はじめに、

吉沢梅乃を始めてみた日

その日の蒲田は、前日までの雨の予報を吹き飛ばすような、青空だった。
梅乃に会える!より、一か月ぶりにピカソのメンバーに会えるのが、うれしいなあという気持ちだったのが私の正直な気持ちだった。
しかしその思いは、次の瞬間くつがえるのであった。

梅乃のステージが始まった。今より黒いストレートロングの髪を揺らし、
黒のコートで歌う彼女にびっくりした。スゴく堂々した歌っぷりだっからだ。
たしか、これが初めて人前で歌う、ということなのに……。

ライブは百戦錬磨であろう、ピカソと渡り合っているというより、
彼らを従えて、というのが素直な私の感想だった。
(余談だが、コートを脱いだ、ミニスカート姿にも、若さを感じてクラクラしてしまった。なぜだ)
ピカソ見たさの気持ちはすっかり変わっていた。

ステージが終わり、メルマガピカソ通信の取材ということで、彼女と話をした。
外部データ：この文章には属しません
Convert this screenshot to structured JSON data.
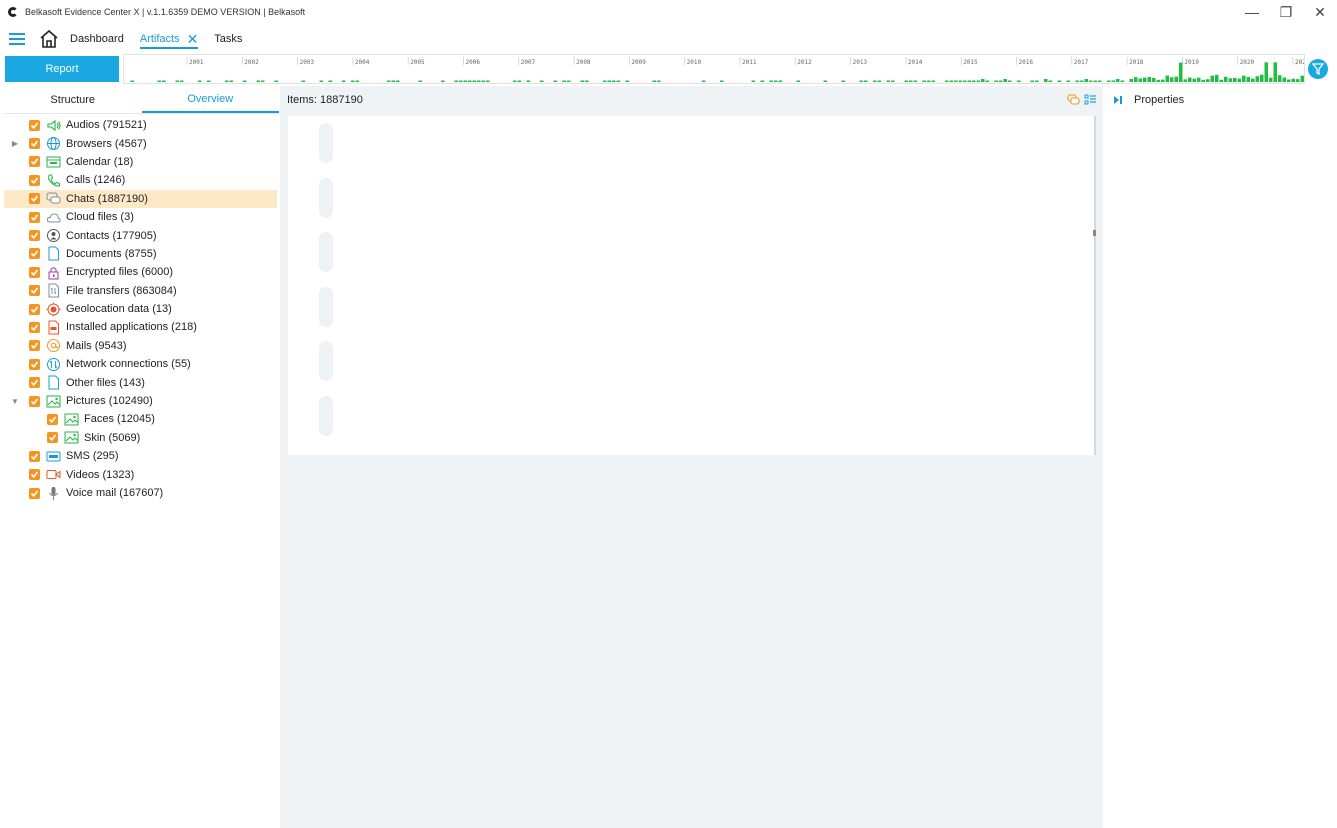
{
  "window": {
    "title": "Belkasoft Evidence Center X | v.1.1.6359 DEMO VERSION | Belkasoft",
    "minimize": "—",
    "restore": "❐",
    "close": "✕"
  },
  "tabs": [
    {
      "label": "Dashboard"
    },
    {
      "label": "Artifacts",
      "active": true
    },
    {
      "label": "Tasks"
    }
  ],
  "toolbar": {
    "report_label": "Report"
  },
  "timeline": {
    "years": [
      "2001",
      "2002",
      "2003",
      "2004",
      "2005",
      "2006",
      "2007",
      "2008",
      "2009",
      "2010",
      "2011",
      "2012",
      "2013",
      "2014",
      "2015",
      "2016",
      "2017",
      "2018",
      "2019",
      "2020",
      "2021"
    ],
    "bar_color": "#1fbf3f"
  },
  "left_panel": {
    "tabs": [
      {
        "label": "Structure"
      },
      {
        "label": "Overview",
        "active": true
      }
    ],
    "tree": [
      {
        "label": "Audios (791521)",
        "icon": "speaker-icon"
      },
      {
        "label": "Browsers (4567)",
        "icon": "globe-icon",
        "expandable": true
      },
      {
        "label": "Calendar (18)",
        "icon": "calendar-icon"
      },
      {
        "label": "Calls (1246)",
        "icon": "phone-icon"
      },
      {
        "label": "Chats (1887190)",
        "icon": "chat-icon",
        "selected": true
      },
      {
        "label": "Cloud files (3)",
        "icon": "cloud-icon"
      },
      {
        "label": "Contacts (177905)",
        "icon": "contact-icon"
      },
      {
        "label": "Documents (8755)",
        "icon": "document-icon"
      },
      {
        "label": "Encrypted files (6000)",
        "icon": "lock-icon"
      },
      {
        "label": "File transfers (863084)",
        "icon": "file-transfer-icon"
      },
      {
        "label": "Geolocation data (13)",
        "icon": "location-icon"
      },
      {
        "label": "Installed applications (218)",
        "icon": "app-icon"
      },
      {
        "label": "Mails (9543)",
        "icon": "at-icon"
      },
      {
        "label": "Network connections (55)",
        "icon": "network-icon"
      },
      {
        "label": "Other files (143)",
        "icon": "file-icon"
      },
      {
        "label": "Pictures (102490)",
        "icon": "picture-icon",
        "expanded": true
      },
      {
        "label": "Faces (12045)",
        "icon": "picture-icon",
        "child": true
      },
      {
        "label": "Skin (5069)",
        "icon": "picture-icon",
        "child": true
      },
      {
        "label": "SMS (295)",
        "icon": "sms-icon"
      },
      {
        "label": "Videos (1323)",
        "icon": "video-icon"
      },
      {
        "label": "Voice mail (167607)",
        "icon": "microphone-icon"
      }
    ]
  },
  "center": {
    "items_label": "Items: 1887190"
  },
  "right_panel": {
    "title": "Properties"
  },
  "colors": {
    "accent": "#1a9bd7",
    "checkbox": "#f29621",
    "selected_row": "#fde9c8"
  }
}
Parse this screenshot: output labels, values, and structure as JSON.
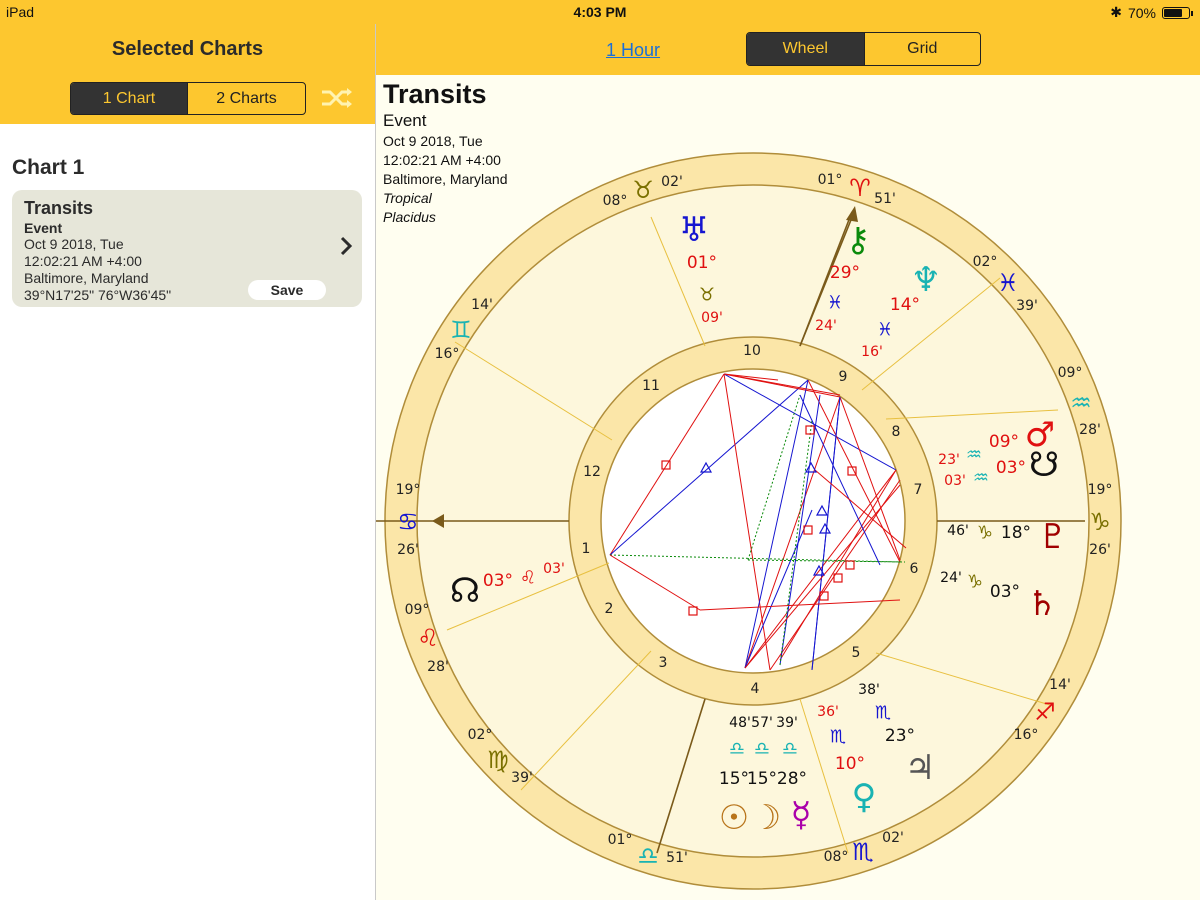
{
  "status": {
    "device": "iPad",
    "time": "4:03 PM",
    "battery": "70%"
  },
  "sidebar": {
    "title": "Selected Charts",
    "segments": [
      "1 Chart",
      "2 Charts"
    ],
    "chart_label": "Chart 1",
    "card": {
      "title": "Transits",
      "subtitle": "Event",
      "date": "Oct 9 2018, Tue",
      "time": "12:02:21 AM +4:00",
      "place": "Baltimore, Maryland",
      "coords": "39°N17'25\" 76°W36'45\"",
      "save": "Save"
    }
  },
  "header": {
    "one_hour": "1 Hour",
    "view_tabs": [
      "Wheel",
      "Grid"
    ]
  },
  "info": {
    "title": "Transits",
    "type": "Event",
    "date": "Oct 9 2018, Tue",
    "time": "12:02:21 AM +4:00",
    "place": "Baltimore, Maryland",
    "zodiac": "Tropical",
    "houses": "Placidus"
  },
  "colors": {
    "accent": "#fdc72f",
    "ring": "#fbe6a8",
    "red": "#e01010",
    "blue": "#1515d0",
    "green": "#0a8a0a",
    "olive": "#7a7000"
  },
  "wheel": {
    "houses": [
      "1",
      "2",
      "3",
      "4",
      "5",
      "6",
      "7",
      "8",
      "9",
      "10",
      "11",
      "12"
    ],
    "cusps": [
      {
        "deg": "19°",
        "sign": "♋",
        "min": "26'",
        "color": "#1515d0"
      },
      {
        "deg": "09°",
        "sign": "♌",
        "min": "28'",
        "color": "#e01010"
      },
      {
        "deg": "02°",
        "sign": "♍",
        "min": "39'",
        "color": "#7a7000"
      },
      {
        "deg": "01°",
        "sign": "♎",
        "min": "51'",
        "color": "#19b3b3"
      },
      {
        "deg": "08°",
        "sign": "♏",
        "min": "02'",
        "color": "#1515d0"
      },
      {
        "deg": "16°",
        "sign": "♐",
        "min": "14'",
        "color": "#e01010"
      },
      {
        "deg": "19°",
        "sign": "♑",
        "min": "26'",
        "color": "#7a7000"
      },
      {
        "deg": "09°",
        "sign": "♒",
        "min": "28'",
        "color": "#19b3b3"
      },
      {
        "deg": "02°",
        "sign": "♓",
        "min": "39'",
        "color": "#1515d0"
      },
      {
        "deg": "01°",
        "sign": "♈",
        "min": "51'",
        "color": "#e01010"
      },
      {
        "deg": "08°",
        "sign": "♉",
        "min": "02'",
        "color": "#7a7000"
      },
      {
        "deg": "16°",
        "sign": "♊",
        "min": "14'",
        "color": "#19b3b3"
      }
    ],
    "planets": [
      {
        "name": "Uranus",
        "glyph": "♅",
        "deg": "01°",
        "sign": "♉",
        "min": "09'",
        "color": "#1515d0"
      },
      {
        "name": "Chiron",
        "glyph": "⚷",
        "deg": "29°",
        "sign": "♓",
        "min": "24'",
        "color": "#0a8a0a"
      },
      {
        "name": "Neptune",
        "glyph": "♆",
        "deg": "14°",
        "sign": "♓",
        "min": "16'",
        "color": "#19b3b3"
      },
      {
        "name": "Mars",
        "glyph": "♂",
        "deg": "09°",
        "sign": "♒",
        "min": "23'",
        "color": "#e01010"
      },
      {
        "name": "South Node",
        "glyph": "☋",
        "deg": "03°",
        "sign": "♒",
        "min": "03'",
        "color": "#111111"
      },
      {
        "name": "Pluto",
        "glyph": "♇",
        "deg": "18°",
        "sign": "♑",
        "min": "46'",
        "color": "#a00000"
      },
      {
        "name": "Saturn",
        "glyph": "♄",
        "deg": "03°",
        "sign": "♑",
        "min": "24'",
        "color": "#a00000"
      },
      {
        "name": "Jupiter",
        "glyph": "♃",
        "deg": "23°",
        "sign": "♏",
        "min": "38'",
        "color": "#555555"
      },
      {
        "name": "Venus",
        "glyph": "♀",
        "deg": "10°",
        "sign": "♏",
        "min": "36'",
        "color": "#19b3b3"
      },
      {
        "name": "Mercury",
        "glyph": "☿",
        "deg": "28°",
        "sign": "♎",
        "min": "39'",
        "color": "#aa00aa"
      },
      {
        "name": "Moon",
        "glyph": "☽",
        "deg": "15°",
        "sign": "♎",
        "min": "57'",
        "color": "#b8741a"
      },
      {
        "name": "Sun",
        "glyph": "☉",
        "deg": "15°",
        "sign": "♎",
        "min": "48'",
        "color": "#b8741a"
      },
      {
        "name": "North Node",
        "glyph": "☊",
        "deg": "03°",
        "sign": "♌",
        "min": "03'",
        "color": "#111111"
      }
    ]
  }
}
彼女は、メールマガジンという物の存在を初めて知ったそうで、
不思議そうに話を聞いてくれたのだった。

そんな彼女の素顔は、百円ショップで買い物したり、友達とカラオケ行ったり、
最近(その当時、のことだが)ヒョウ柄のCD買ったとか、
(まさか、そのレコード会社から、CDを出すなんて、その時は考えつかなかったのだが)
そんなたわいの無いことを話す女の子、だった。

取材が終わって、楽屋に備えてあったカリカリ梅全部と、お菓子をいくつか持っていく
彼女に、「まだ、子供だよなあ」と、
苦笑いするプロデューサーピカソの辻畑氏を見て微笑ましく思ったぐらい、である。

それからもう2年が経とうとしている。すっか彼女を取り巻く環境は変わった。
以前、辻畑氏に
「梅乃はこんなんじゃないから。もっとスゴイから」
とも言われた。そのときはそうですかと聞いていたが、
今改めてその言葉が実感できた。

けど、彼女は相変わらず、だ。
先日のららぽーとのイベントでも始まる直前、緊張したって言ってたのも、
最初の時から変わらないし、
私のどう見てもデジカメにしか見えないカメラを見て、
「これって、デジカメですよねえ」と聞いて、マネージャーさんに「デジカメにしか見えないでしょう!」とつっこまれるところは、
あいかわらすだな、と思った。

でも、歌以外のそんな所は、変わらないでほしいな、とつくづく思う。